Imagine my excitement as my next camera catapulted me into the digital age!  It was 2001, and digital cameras were the newest thing.  I HAD TO HAVE ONE.  I bought a used camera from a friend of mine – it was a Toshiba model, and the file resolution was a whopping 0.6 megapixels.  I actually took that camera to the hospital when my daughter was born, and the first photos of her were taken with it.  I didn’t keep it for very long.  That particular model may not have been as robustly built as I might have liked, and its resolution certainly left a lot to be desired, but with it I took some of the photos I treasure most in this world.

And then I wound up buying and shooting at least one HP Photosmart camera.  I count every version of this camera as the very same thing … they all looked the same, produced the same results, and lasted for about six months before it was time to get a new one.  The thing I remember most about these cameras is that I was able to use a 4 MB (yes, megabyte) card for photo storage.  The Photosmart 215 that I dug out of a drawer recently had a 16 MB card to hold the massive photos delivered by its whopping 1.3 megapixel sensor.

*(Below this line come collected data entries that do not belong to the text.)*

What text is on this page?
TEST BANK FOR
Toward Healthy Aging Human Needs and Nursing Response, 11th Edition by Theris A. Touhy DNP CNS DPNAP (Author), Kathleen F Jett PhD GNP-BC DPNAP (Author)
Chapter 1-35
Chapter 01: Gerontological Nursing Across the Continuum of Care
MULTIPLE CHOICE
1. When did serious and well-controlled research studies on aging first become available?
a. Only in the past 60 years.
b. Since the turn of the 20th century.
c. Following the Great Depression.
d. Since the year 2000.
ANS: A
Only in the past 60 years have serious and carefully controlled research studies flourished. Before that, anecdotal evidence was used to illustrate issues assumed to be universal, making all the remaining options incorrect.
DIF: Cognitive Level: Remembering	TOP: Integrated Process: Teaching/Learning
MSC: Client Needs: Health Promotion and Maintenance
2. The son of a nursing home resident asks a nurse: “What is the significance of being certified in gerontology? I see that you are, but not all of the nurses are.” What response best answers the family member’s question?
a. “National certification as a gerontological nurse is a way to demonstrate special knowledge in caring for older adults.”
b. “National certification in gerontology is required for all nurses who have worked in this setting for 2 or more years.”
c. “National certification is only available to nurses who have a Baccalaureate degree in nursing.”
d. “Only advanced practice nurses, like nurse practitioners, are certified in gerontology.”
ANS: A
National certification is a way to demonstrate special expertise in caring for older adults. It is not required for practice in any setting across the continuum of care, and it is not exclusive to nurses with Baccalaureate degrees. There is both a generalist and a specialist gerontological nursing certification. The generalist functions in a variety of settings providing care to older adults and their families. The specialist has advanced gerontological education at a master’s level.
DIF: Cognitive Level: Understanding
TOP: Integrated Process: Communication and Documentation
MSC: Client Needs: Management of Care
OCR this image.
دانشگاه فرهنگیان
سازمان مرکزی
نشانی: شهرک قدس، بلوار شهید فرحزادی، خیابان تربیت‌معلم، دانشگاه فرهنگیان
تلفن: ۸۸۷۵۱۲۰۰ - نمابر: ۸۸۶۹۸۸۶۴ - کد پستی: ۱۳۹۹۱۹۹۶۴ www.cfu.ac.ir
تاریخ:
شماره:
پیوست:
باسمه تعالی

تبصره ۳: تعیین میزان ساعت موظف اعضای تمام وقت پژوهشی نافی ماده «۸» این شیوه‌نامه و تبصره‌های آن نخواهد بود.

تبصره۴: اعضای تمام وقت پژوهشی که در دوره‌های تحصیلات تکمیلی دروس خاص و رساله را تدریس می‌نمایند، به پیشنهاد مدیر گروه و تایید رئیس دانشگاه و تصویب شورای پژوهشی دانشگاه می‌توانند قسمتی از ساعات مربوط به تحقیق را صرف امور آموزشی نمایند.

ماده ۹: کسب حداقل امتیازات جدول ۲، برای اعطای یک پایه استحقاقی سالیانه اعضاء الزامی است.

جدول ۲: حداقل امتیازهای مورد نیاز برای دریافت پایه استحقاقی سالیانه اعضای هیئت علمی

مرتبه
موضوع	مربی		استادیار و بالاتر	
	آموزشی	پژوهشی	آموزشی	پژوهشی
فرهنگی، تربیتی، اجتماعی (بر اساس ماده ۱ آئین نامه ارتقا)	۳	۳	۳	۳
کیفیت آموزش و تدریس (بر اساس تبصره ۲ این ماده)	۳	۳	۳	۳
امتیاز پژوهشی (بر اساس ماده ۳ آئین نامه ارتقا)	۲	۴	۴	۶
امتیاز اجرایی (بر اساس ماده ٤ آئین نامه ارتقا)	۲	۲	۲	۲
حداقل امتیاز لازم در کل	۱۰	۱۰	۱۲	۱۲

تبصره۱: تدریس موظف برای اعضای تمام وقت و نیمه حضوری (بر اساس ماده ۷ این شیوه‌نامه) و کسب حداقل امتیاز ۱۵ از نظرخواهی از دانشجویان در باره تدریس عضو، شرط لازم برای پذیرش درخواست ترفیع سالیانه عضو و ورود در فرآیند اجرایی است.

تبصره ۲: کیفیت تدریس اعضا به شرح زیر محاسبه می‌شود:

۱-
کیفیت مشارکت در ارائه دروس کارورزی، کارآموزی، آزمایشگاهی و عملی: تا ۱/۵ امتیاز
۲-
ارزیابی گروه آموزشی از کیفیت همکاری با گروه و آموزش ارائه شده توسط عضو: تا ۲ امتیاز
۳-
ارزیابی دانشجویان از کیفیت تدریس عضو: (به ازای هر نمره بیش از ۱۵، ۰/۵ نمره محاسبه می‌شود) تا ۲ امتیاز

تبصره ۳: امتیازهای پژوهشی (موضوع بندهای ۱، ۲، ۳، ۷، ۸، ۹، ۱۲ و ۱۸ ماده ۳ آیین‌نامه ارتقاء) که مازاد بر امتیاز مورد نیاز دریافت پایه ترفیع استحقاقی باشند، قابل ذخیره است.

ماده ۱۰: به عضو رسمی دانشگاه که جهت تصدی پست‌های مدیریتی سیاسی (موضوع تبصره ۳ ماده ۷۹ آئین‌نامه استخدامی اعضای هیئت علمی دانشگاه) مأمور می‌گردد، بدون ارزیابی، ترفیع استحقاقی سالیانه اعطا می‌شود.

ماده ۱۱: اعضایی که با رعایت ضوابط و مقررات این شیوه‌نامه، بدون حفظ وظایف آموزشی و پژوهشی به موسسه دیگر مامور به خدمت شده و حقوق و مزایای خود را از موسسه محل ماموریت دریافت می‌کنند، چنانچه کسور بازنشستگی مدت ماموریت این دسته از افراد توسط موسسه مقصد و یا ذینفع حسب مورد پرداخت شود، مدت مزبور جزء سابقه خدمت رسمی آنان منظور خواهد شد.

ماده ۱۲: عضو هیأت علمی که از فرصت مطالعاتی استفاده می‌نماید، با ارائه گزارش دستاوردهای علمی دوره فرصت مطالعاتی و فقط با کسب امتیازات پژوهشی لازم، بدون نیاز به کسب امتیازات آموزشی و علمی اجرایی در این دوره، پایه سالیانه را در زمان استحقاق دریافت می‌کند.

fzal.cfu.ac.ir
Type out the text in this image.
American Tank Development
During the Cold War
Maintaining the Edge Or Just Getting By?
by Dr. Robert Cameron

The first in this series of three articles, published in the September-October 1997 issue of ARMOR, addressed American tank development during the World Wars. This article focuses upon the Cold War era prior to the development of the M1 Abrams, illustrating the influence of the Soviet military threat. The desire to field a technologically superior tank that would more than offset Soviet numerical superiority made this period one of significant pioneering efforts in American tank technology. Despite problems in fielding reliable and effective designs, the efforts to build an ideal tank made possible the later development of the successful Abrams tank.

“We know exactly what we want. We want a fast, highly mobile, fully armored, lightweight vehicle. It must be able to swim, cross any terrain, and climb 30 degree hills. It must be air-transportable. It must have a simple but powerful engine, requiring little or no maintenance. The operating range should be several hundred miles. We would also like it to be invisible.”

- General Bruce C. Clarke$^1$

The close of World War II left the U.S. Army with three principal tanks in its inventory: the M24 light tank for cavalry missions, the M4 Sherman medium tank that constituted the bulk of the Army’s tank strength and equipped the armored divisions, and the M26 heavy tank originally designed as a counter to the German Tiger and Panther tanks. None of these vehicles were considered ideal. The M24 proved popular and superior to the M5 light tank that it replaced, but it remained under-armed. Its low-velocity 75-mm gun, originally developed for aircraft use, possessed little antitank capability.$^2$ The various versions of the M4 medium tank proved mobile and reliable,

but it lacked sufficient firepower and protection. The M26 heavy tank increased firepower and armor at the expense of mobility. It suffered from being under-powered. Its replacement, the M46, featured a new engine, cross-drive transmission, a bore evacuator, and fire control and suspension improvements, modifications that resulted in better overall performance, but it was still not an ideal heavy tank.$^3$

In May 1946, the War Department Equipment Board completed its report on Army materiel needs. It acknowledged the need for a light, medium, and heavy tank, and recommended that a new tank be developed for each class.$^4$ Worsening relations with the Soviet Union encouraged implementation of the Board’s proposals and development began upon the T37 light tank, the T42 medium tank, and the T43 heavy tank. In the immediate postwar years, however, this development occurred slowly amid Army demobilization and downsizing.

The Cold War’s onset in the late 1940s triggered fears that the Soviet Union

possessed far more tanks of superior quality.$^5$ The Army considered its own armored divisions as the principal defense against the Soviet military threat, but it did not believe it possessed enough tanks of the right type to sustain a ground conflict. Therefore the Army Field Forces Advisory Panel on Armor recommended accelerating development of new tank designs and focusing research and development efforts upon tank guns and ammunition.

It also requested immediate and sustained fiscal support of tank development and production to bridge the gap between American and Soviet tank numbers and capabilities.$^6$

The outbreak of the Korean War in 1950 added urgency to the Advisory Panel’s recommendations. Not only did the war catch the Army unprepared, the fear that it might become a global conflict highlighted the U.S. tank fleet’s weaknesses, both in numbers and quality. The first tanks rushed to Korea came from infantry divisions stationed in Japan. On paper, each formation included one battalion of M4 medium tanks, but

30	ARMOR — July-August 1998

Each of the cameras I’ve used has been memorable in one way or another.  And it occurs to me that at the time I was using each camera, being able to let go of it was the further thing from my mind.  That’s true of the cameras in my bag now, as a matter of fact.  I would be willing to bet that as long technology allows the files from my digital cameras to be manipulated and the negatives from my film cameras to be printed, I’ll have them around.